Мурат подбежал к бившейся на земле косуле:

— Эх, дурак, такую красу загубил.

Шофер, чтобы не видеть совершившегося убийства, потушил фары.

— Эй, шофер, зажги свет... Давай прихватим добычу, — потребовал Уали и с нелепой бравадой ножом перехватил горло животного.

— В заповеднике запрещено бить зверей... Поворачивай машину, — сказал Мурат шоферу.

— Эх ты, командир, боишься звериной крови, — захохотал Уали. — Интересно, что ты будешь делать, если завтра грянет война и польются потоки человеческой крови?

Эта сцена отчетливо, отдельными кадрами, как в кинематографе, промелькнула перед Муратом.

Он открыл глаза и, поморщившись, как от яркого света, увидел когда-то щеголеватого Уали в грязной изорванной шинели, с жалким, в кровь расцарапанным лицом. Уали униженно лепетал:

— Надо мной нависло тяжкое обвинение... Но мы ведь люди, хорошо знающие друг друга... Будьте же гуманны и справедливы, Мурат.

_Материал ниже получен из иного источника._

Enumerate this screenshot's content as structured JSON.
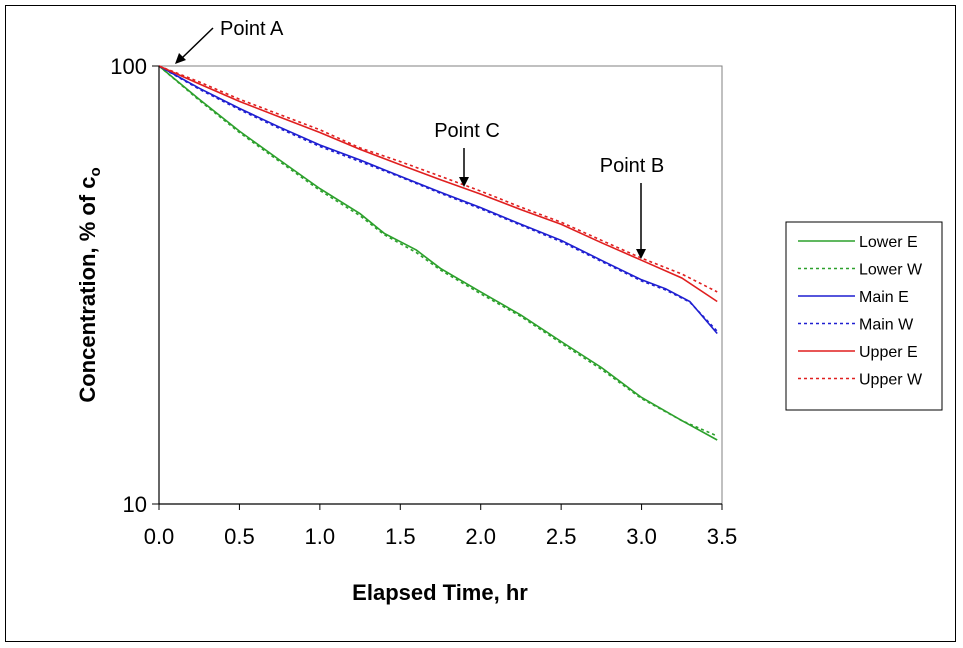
{
  "chart_data": {
    "type": "line",
    "title": "",
    "xlabel": "Elapsed Time, hr",
    "ylabel": "Concentration, % of c",
    "ylabel_subscript": "o",
    "xlim": [
      0,
      3.5
    ],
    "ylim": [
      10,
      100
    ],
    "yscale": "log",
    "x_ticks": [
      "0.0",
      "0.5",
      "1.0",
      "1.5",
      "2.0",
      "2.5",
      "3.0",
      "3.5"
    ],
    "y_ticks": [
      "10",
      "100"
    ],
    "grid": false,
    "legend_position": "right",
    "annotations": [
      {
        "text": "Point A",
        "x": 0.0,
        "y": 100
      },
      {
        "text": "Point C",
        "x": 2.0,
        "y": 51
      },
      {
        "text": "Point B",
        "x": 3.13,
        "y": 34
      }
    ],
    "series": [
      {
        "name": "Lower E",
        "color": "#2ca02c",
        "dash": "solid",
        "x": [
          0,
          0.25,
          0.5,
          0.75,
          1.0,
          1.25,
          1.4,
          1.6,
          1.75,
          2.0,
          2.25,
          2.5,
          2.75,
          3.0,
          3.25,
          3.47
        ],
        "y": [
          100,
          84,
          71,
          61,
          52.5,
          46,
          41.5,
          38,
          34.5,
          30.5,
          27,
          23.5,
          20.5,
          17.5,
          15.5,
          14
        ]
      },
      {
        "name": "Lower W",
        "color": "#2ca02c",
        "dash": "dotted",
        "x": [
          0,
          0.25,
          0.5,
          0.75,
          1.0,
          1.25,
          1.4,
          1.6,
          1.75,
          2.0,
          2.25,
          2.5,
          2.75,
          3.0,
          3.25,
          3.47
        ],
        "y": [
          100,
          83.5,
          70.5,
          60.5,
          52,
          45.5,
          41.2,
          37.5,
          34.2,
          30.2,
          26.8,
          23.3,
          20.3,
          17.4,
          15.5,
          14.3
        ]
      },
      {
        "name": "Main E",
        "color": "#1f1fd1",
        "dash": "solid",
        "x": [
          0,
          0.25,
          0.5,
          0.75,
          1.0,
          1.25,
          1.5,
          1.75,
          2.0,
          2.25,
          2.5,
          2.75,
          3.0,
          3.15,
          3.3,
          3.47
        ],
        "y": [
          100,
          89,
          80,
          72.5,
          66,
          61,
          56,
          51.5,
          47.5,
          43.5,
          40,
          36,
          32.5,
          31,
          29,
          24.5
        ]
      },
      {
        "name": "Main W",
        "color": "#1f1fd1",
        "dash": "dotted",
        "x": [
          0,
          0.25,
          0.5,
          0.75,
          1.0,
          1.25,
          1.5,
          1.75,
          2.0,
          2.25,
          2.5,
          2.75,
          3.0,
          3.15,
          3.3,
          3.47
        ],
        "y": [
          100,
          88.5,
          79.5,
          72,
          65.5,
          60.5,
          55.8,
          51.2,
          47.2,
          43.3,
          39.7,
          35.8,
          32.3,
          30.8,
          28.9,
          24.8
        ]
      },
      {
        "name": "Upper E",
        "color": "#e01f1f",
        "dash": "solid",
        "x": [
          0,
          0.25,
          0.5,
          0.75,
          1.0,
          1.25,
          1.5,
          1.75,
          2.0,
          2.25,
          2.5,
          2.75,
          3.0,
          3.25,
          3.47
        ],
        "y": [
          100,
          91,
          83,
          76.5,
          70.5,
          64.5,
          59.5,
          55,
          51,
          47,
          43.5,
          39.5,
          36,
          32.8,
          29
        ]
      },
      {
        "name": "Upper W",
        "color": "#e01f1f",
        "dash": "dotted",
        "x": [
          0,
          0.25,
          0.5,
          0.75,
          1.0,
          1.25,
          1.5,
          1.75,
          2.0,
          2.25,
          2.5,
          2.75,
          3.0,
          3.25,
          3.47
        ],
        "y": [
          100,
          92,
          84,
          77.5,
          71.5,
          65,
          60.5,
          56,
          51.8,
          47.6,
          44,
          40,
          36.4,
          33.5,
          30.5
        ]
      }
    ]
  }
}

— Вас надо отправить в трибунал и расстрелять перед строем, в назидание таким, как вы. Но я не сделаю этого, хотя, быть может, впоследствии и буду жалеть, Я предоставлю вам возможность восстановить запятнанную честь. И делаю это только потому, что сейчас мне дорог каждый человек в полку. Будете воевать рядовым, можете сами выбрать себе роту.

— Благодарю вас, благодарю, товарищ капитан! — Уали сразу успокоился. — Направьте меня во взвод Ержана. Мы с Ержаном были в ссоре, и он не станет гладить меня по головке. Если вы решили испытать меня — испытывайте полной мерой.